Monday, June 2, 2014

Pik and Stefan and Their Kids

Pik is my oldest Thai friend.  She and I have known each other for almost 25 years (I am slightly older than her).  She married my friend Marc in 1990, and their daughter Pepo was born in May 1991.

Although their marriage didn't last long, Marc sent money regularly for Pepo's education, and recently she earned her bachelor's degree in film studies from Rajabhat University in Bangkok.

A month ago Pepo found an entry level position in Bangkok with the Kantana Film Company  with a decent starting salary.

Stefan, a young man from Germany, met Pik in the hills of Mae Hong Son Province in 1994 where they were both working--Pik as a trekking guide and Stefan as a silversmith.  They fell in love and Stefan became Pepo's surrogate father.

In 1995 Pik gave birth to a son, Caspar.  I remember Caspar when he was only two or three years old at the time I returned to Thailand in 1997 following a year in the States.  At that time Pik and Stefan and the kids were living high in the hills of Mae Hong Son outside a Shan village overlooking a spectacular view of the bordering area of Burma.  Their compound became a regular stop for me in my travels in northern Thailand in 1997-98 and early 2001, partly because it was a remote kind of paradise.

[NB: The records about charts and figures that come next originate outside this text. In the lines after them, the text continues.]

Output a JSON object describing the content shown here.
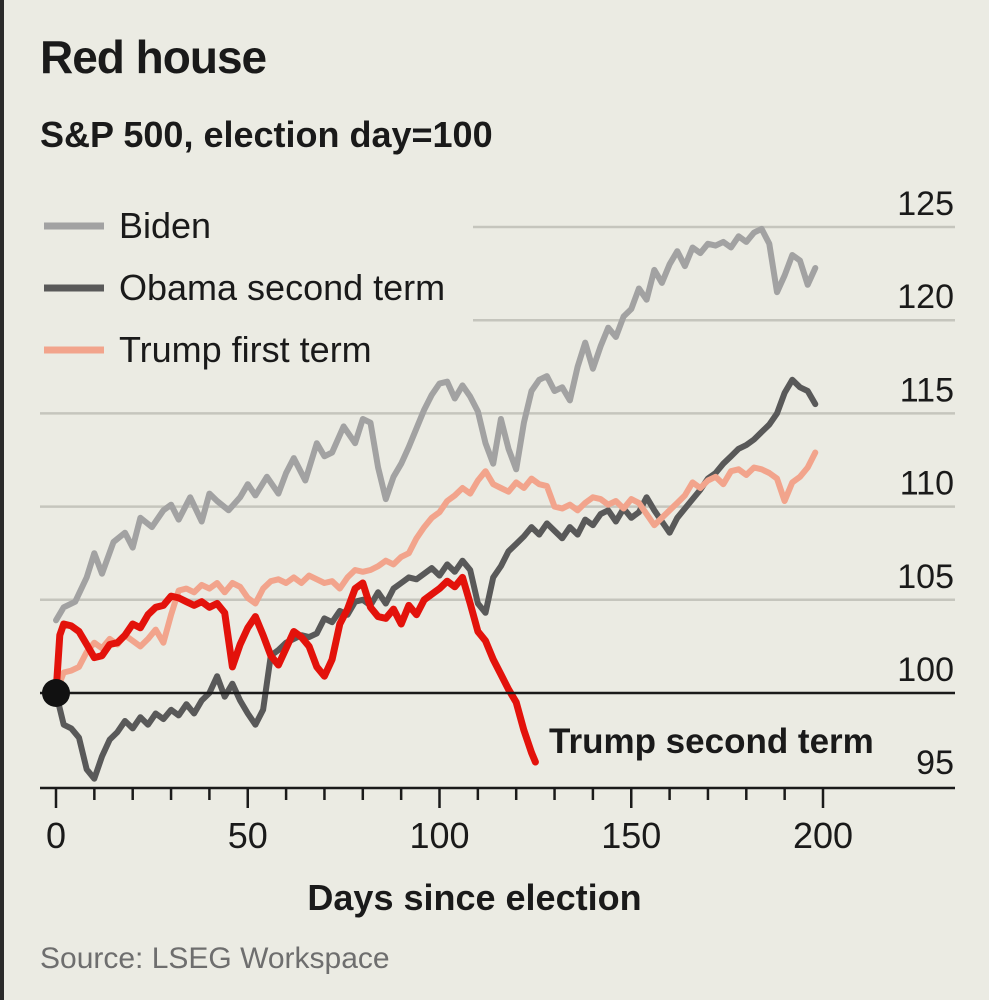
{
  "header": {
    "title": "Red house",
    "subtitle": "S&P 500, election day=100"
  },
  "footer": {
    "source": "Source: LSEG Workspace"
  },
  "colors": {
    "biden": "#a2a2a2",
    "obama": "#595959",
    "trump_first": "#f2a48c",
    "trump_second": "#e3120b",
    "gridline": "#c5c5bd",
    "baseline": "#1a1a1a"
  },
  "chart_data": {
    "type": "line",
    "title": "Red house",
    "subtitle": "S&P 500, election day=100",
    "xlabel": "Days since election",
    "ylabel": "",
    "xlim": [
      0,
      200
    ],
    "ylim": [
      95,
      125
    ],
    "x_ticks": [
      0,
      50,
      100,
      150,
      200
    ],
    "y_ticks": [
      95,
      100,
      105,
      110,
      115,
      120,
      125
    ],
    "grid": true,
    "legend_position": "top-left",
    "baseline": 100,
    "series": [
      {
        "name": "Biden",
        "x": [
          0,
          2,
          5,
          8,
          10,
          12,
          15,
          18,
          20,
          22,
          25,
          28,
          30,
          32,
          35,
          38,
          40,
          42,
          45,
          48,
          50,
          52,
          55,
          58,
          60,
          62,
          65,
          68,
          70,
          72,
          75,
          78,
          80,
          82,
          84,
          86,
          88,
          90,
          92,
          94,
          96,
          98,
          100,
          102,
          104,
          106,
          108,
          110,
          112,
          114,
          116,
          118,
          120,
          122,
          124,
          126,
          128,
          130,
          132,
          134,
          136,
          138,
          140,
          142,
          144,
          146,
          148,
          150,
          152,
          154,
          156,
          158,
          160,
          162,
          164,
          166,
          168,
          170,
          172,
          174,
          176,
          178,
          180,
          182,
          184,
          186,
          188,
          190,
          192,
          194,
          196,
          198
        ],
        "values": [
          103.9,
          104.6,
          104.9,
          106.2,
          107.5,
          106.4,
          108.1,
          108.6,
          107.8,
          109.4,
          108.9,
          109.8,
          110.1,
          109.3,
          110.5,
          109.2,
          110.7,
          110.3,
          109.8,
          110.5,
          111.2,
          110.6,
          111.6,
          110.7,
          111.8,
          112.6,
          111.4,
          113.4,
          112.7,
          112.9,
          114.3,
          113.4,
          114.7,
          114.5,
          112.1,
          110.4,
          111.6,
          112.3,
          113.2,
          114.2,
          115.2,
          116.0,
          116.6,
          116.7,
          115.8,
          116.5,
          115.9,
          115.1,
          113.4,
          112.3,
          114.7,
          113.1,
          112.0,
          114.5,
          116.2,
          116.8,
          117.0,
          116.2,
          116.4,
          115.7,
          117.5,
          118.8,
          117.4,
          118.6,
          119.6,
          119.1,
          120.2,
          120.6,
          121.7,
          121.1,
          122.7,
          122.0,
          123.0,
          123.7,
          122.9,
          123.9,
          123.6,
          124.1,
          124.0,
          124.2,
          123.9,
          124.5,
          124.2,
          124.7,
          124.9,
          124.1,
          121.5,
          122.4,
          123.5,
          123.2,
          121.9,
          122.8
        ]
      },
      {
        "name": "Obama second term",
        "x": [
          0,
          2,
          4,
          6,
          8,
          10,
          12,
          14,
          16,
          18,
          20,
          22,
          24,
          26,
          28,
          30,
          32,
          34,
          36,
          38,
          40,
          42,
          44,
          46,
          48,
          50,
          52,
          54,
          56,
          58,
          60,
          62,
          64,
          66,
          68,
          70,
          72,
          74,
          76,
          78,
          80,
          82,
          84,
          86,
          88,
          90,
          92,
          94,
          96,
          98,
          100,
          102,
          104,
          106,
          108,
          110,
          112,
          114,
          116,
          118,
          120,
          122,
          124,
          126,
          128,
          130,
          132,
          134,
          136,
          138,
          140,
          142,
          144,
          146,
          148,
          150,
          152,
          154,
          156,
          158,
          160,
          162,
          164,
          166,
          168,
          170,
          172,
          174,
          176,
          178,
          180,
          182,
          184,
          186,
          188,
          190,
          192,
          194,
          196,
          198
        ],
        "values": [
          100.0,
          98.3,
          98.1,
          97.6,
          95.9,
          95.4,
          96.6,
          97.5,
          97.9,
          98.5,
          98.1,
          98.7,
          98.3,
          98.9,
          98.6,
          99.1,
          98.8,
          99.4,
          98.9,
          99.6,
          100.0,
          100.9,
          99.8,
          100.5,
          99.6,
          98.9,
          98.3,
          99.1,
          102.0,
          102.3,
          102.7,
          102.9,
          103.1,
          103.0,
          103.2,
          104.0,
          103.8,
          104.4,
          104.2,
          104.9,
          105.0,
          104.7,
          105.4,
          104.8,
          105.6,
          105.9,
          106.2,
          106.1,
          106.4,
          106.7,
          106.3,
          106.9,
          106.5,
          107.1,
          106.6,
          104.8,
          104.3,
          106.2,
          106.8,
          107.6,
          108.0,
          108.4,
          108.9,
          108.5,
          109.1,
          108.7,
          108.3,
          108.9,
          108.5,
          109.3,
          109.0,
          109.6,
          109.8,
          109.2,
          109.9,
          109.4,
          109.7,
          110.5,
          109.8,
          109.2,
          108.6,
          109.4,
          109.9,
          110.4,
          110.9,
          111.5,
          111.8,
          112.3,
          112.7,
          113.1,
          113.3,
          113.6,
          114.0,
          114.4,
          115.0,
          116.1,
          116.8,
          116.4,
          116.2,
          115.5
        ]
      },
      {
        "name": "Trump first term",
        "x": [
          0,
          2,
          4,
          6,
          8,
          10,
          12,
          14,
          16,
          18,
          20,
          22,
          24,
          26,
          28,
          30,
          32,
          34,
          36,
          38,
          40,
          42,
          44,
          46,
          48,
          50,
          52,
          54,
          56,
          58,
          60,
          62,
          64,
          66,
          68,
          70,
          72,
          74,
          76,
          78,
          80,
          82,
          84,
          86,
          88,
          90,
          92,
          94,
          96,
          98,
          100,
          102,
          104,
          106,
          108,
          110,
          112,
          114,
          116,
          118,
          120,
          122,
          124,
          126,
          128,
          130,
          132,
          134,
          136,
          138,
          140,
          142,
          144,
          146,
          148,
          150,
          152,
          154,
          156,
          158,
          160,
          162,
          164,
          166,
          168,
          170,
          172,
          174,
          176,
          178,
          180,
          182,
          184,
          186,
          188,
          190,
          192,
          194,
          196,
          198
        ],
        "values": [
          100.0,
          101.1,
          101.2,
          101.4,
          102.2,
          102.7,
          102.4,
          102.9,
          102.6,
          103.1,
          102.8,
          102.5,
          102.9,
          103.4,
          102.7,
          104.2,
          105.5,
          105.6,
          105.4,
          105.8,
          105.6,
          105.9,
          105.4,
          105.9,
          105.7,
          105.1,
          104.8,
          105.6,
          106.0,
          106.1,
          105.9,
          106.2,
          105.9,
          106.3,
          106.1,
          105.9,
          106.0,
          105.6,
          106.2,
          106.6,
          106.5,
          106.6,
          106.8,
          107.1,
          106.9,
          107.3,
          107.5,
          108.3,
          108.9,
          109.4,
          109.7,
          110.3,
          110.6,
          111.0,
          110.7,
          111.4,
          111.9,
          111.2,
          111.0,
          110.8,
          111.3,
          111.0,
          111.5,
          111.2,
          111.1,
          110.0,
          109.9,
          110.1,
          109.8,
          110.2,
          110.5,
          110.4,
          110.1,
          110.3,
          109.9,
          110.4,
          110.2,
          109.6,
          109.0,
          109.4,
          109.8,
          110.2,
          110.6,
          111.3,
          111.0,
          111.4,
          111.6,
          111.2,
          111.9,
          112.0,
          111.7,
          112.1,
          112.0,
          111.8,
          111.5,
          110.3,
          111.3,
          111.6,
          112.1,
          112.9
        ]
      },
      {
        "name": "Trump second term",
        "x": [
          0,
          1,
          2,
          4,
          6,
          8,
          10,
          12,
          14,
          16,
          18,
          20,
          22,
          24,
          26,
          28,
          30,
          32,
          34,
          36,
          38,
          40,
          42,
          44,
          46,
          48,
          50,
          52,
          54,
          56,
          58,
          60,
          62,
          64,
          66,
          68,
          70,
          72,
          74,
          76,
          78,
          80,
          82,
          84,
          86,
          88,
          90,
          92,
          94,
          96,
          98,
          100,
          102,
          104,
          106,
          108,
          110,
          112,
          114,
          116,
          118,
          120,
          122,
          124,
          125
        ],
        "values": [
          100.0,
          103.1,
          103.7,
          103.6,
          103.3,
          102.6,
          101.9,
          102.0,
          102.6,
          102.7,
          103.1,
          103.7,
          103.5,
          104.2,
          104.6,
          104.7,
          105.2,
          105.1,
          104.9,
          104.7,
          104.9,
          104.6,
          104.8,
          104.3,
          101.4,
          102.6,
          103.5,
          104.1,
          103.1,
          102.0,
          101.5,
          102.4,
          103.3,
          103.0,
          102.5,
          101.4,
          100.9,
          101.8,
          103.7,
          104.5,
          105.6,
          105.9,
          104.6,
          104.1,
          104.0,
          104.5,
          103.7,
          104.7,
          104.2,
          105.0,
          105.3,
          105.6,
          106.0,
          105.7,
          106.2,
          104.8,
          103.3,
          102.8,
          101.8,
          101.0,
          100.2,
          99.5,
          98.0,
          96.8,
          96.3
        ]
      }
    ],
    "annotations": [
      {
        "text": "Trump second term",
        "series": "Trump second term"
      }
    ]
  }
}
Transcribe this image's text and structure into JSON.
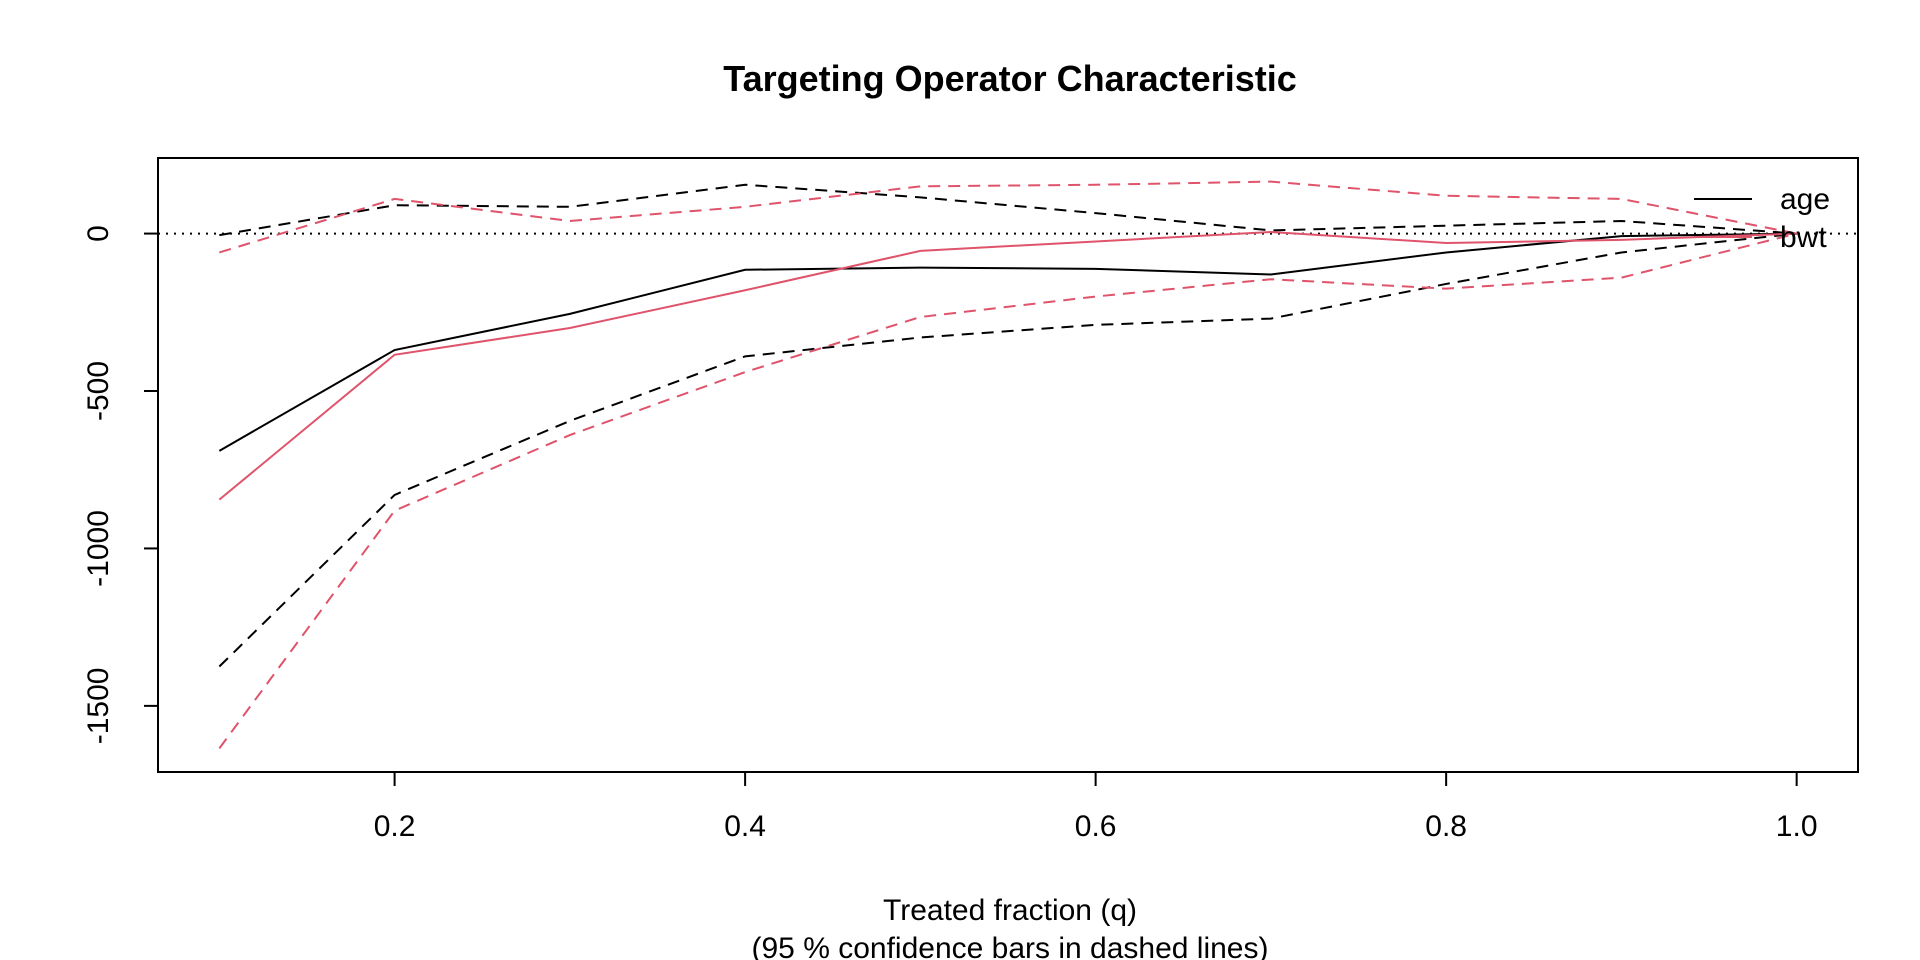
{
  "chart_data": {
    "type": "line",
    "title": "Targeting Operator Characteristic",
    "xlabel": "Treated fraction (q)",
    "xlabel_sub": "(95 % confidence bars in dashed lines)",
    "ylabel": "",
    "xlim": [
      0.065,
      1.035
    ],
    "ylim": [
      -1710,
      240
    ],
    "x_ticks": [
      0.2,
      0.4,
      0.6,
      0.8,
      1.0
    ],
    "x_tick_labels": [
      "0.2",
      "0.4",
      "0.6",
      "0.8",
      "1.0"
    ],
    "y_ticks": [
      0,
      -500,
      -1000,
      -1500
    ],
    "y_tick_labels": [
      "0",
      "-500",
      "-1000",
      "-1500"
    ],
    "reference_line": 0,
    "grid": false,
    "legend_position": "top-right",
    "x": [
      0.1,
      0.2,
      0.3,
      0.4,
      0.5,
      0.6,
      0.7,
      0.8,
      0.9,
      1.0
    ],
    "series": [
      {
        "name": "age",
        "color": "#000000",
        "values": [
          -690,
          -370,
          -255,
          -115,
          -108,
          -112,
          -130,
          -60,
          -8,
          0
        ],
        "lower": [
          -1375,
          -830,
          -595,
          -390,
          -330,
          -290,
          -270,
          -160,
          -60,
          0
        ],
        "upper": [
          -5,
          90,
          85,
          155,
          115,
          65,
          10,
          25,
          40,
          0
        ]
      },
      {
        "name": "bwt",
        "color": "#DF536B",
        "values": [
          -845,
          -385,
          -300,
          -180,
          -55,
          -25,
          5,
          -30,
          -20,
          0
        ],
        "lower": [
          -1635,
          -880,
          -640,
          -440,
          -265,
          -200,
          -145,
          -175,
          -140,
          0
        ],
        "upper": [
          -60,
          110,
          40,
          85,
          150,
          155,
          165,
          120,
          110,
          0
        ]
      }
    ]
  }
}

In 1999 their daughter Tara was born, followed quickly by another daughter, Miriam, toward the end of the year 2000.  Tara was only two or so and Miriam just a baby when I visited the family in early 2001.

They were--and still are--perhaps an unusual family by Thai and even by Western standards.  Never very affluent but always hard-working, they believed in a living philosophy of closeness to nature, limited materialism, healthy food, and a "balanced lifestyle" incorporating both work and and plenty of leisure.

This lifestyle was never easy for them.  For example, soon it became clear, as the kids grew older, that the school in the Shan village would not be able provide an adequate education for their children.  As the kids grew older, it became necessary for the family to move closer to the cities of the north, and away from their homemade paradise in Mae Hong Son.

By the time I returned again for annual visits in 2005-2007, Pepo was living with Pik's parents in Doi Saket, a town just a half hour's drive east of central Chiangmai.  Later, Caspar joined Pepo there, and the kids began attending school in Chiangmai.

Around this time, the family acquired a house in Doi Saket while keeping the property in Mae Hong Son.  It was here that I last saw everyone during my last trip in August 2007.  Pepo was 16, Caspar 11, Tara just 8, and little Miriam only six years old.

Now Pepo is 23 and succeeding in Bangkok while her younger brother and sisters are fast-growing teenagers:  Caspar is 18 and attending a technical school, Tara's15 and preparing for a year's exchange study in Germany, and little Miriam is already 13 and just starting the new school year as a high school student in Chiangmai.

While still keeping the Doi Saket house, the family began moving piecemeal but more or less permanently to Chiangmai about 2-3 years ago.

Currently they rent a 2 1/2 story shophouse not far from my hotel, and Stefan also rents a small shop in a heavily touristed lane in Chiangmai's old city where he sells his silver jewelry and custom-crafted silk screen t-shirts.

Life hasn't gotten any easier for them.  Though solidly middle class, they have never been as affluent as the typical Thai-farang couple.  Every baht they make is hard-earned.  The combined rent of their shophouse and store is about 14,000 baht per month ( a little less than $500) which seems very cheap by Western standards but which I know from my own experience can seem quite expensive under the circumstances.

As the kids grow older, the family faces different kinds of problems.  Today Pik and Stefan complain about having to pay so much for the IT gadgets the kids desire:  the laptops, cellphones, and other items that most Thai youngsters seem to require (and take for granted) in this wired new millennium.

They worry that their teens are wasting too much time in front of their own individual screens, and that this type of activity will negatively impact their education.

Certainly these kind of worries will sound familiar to Western parents, too.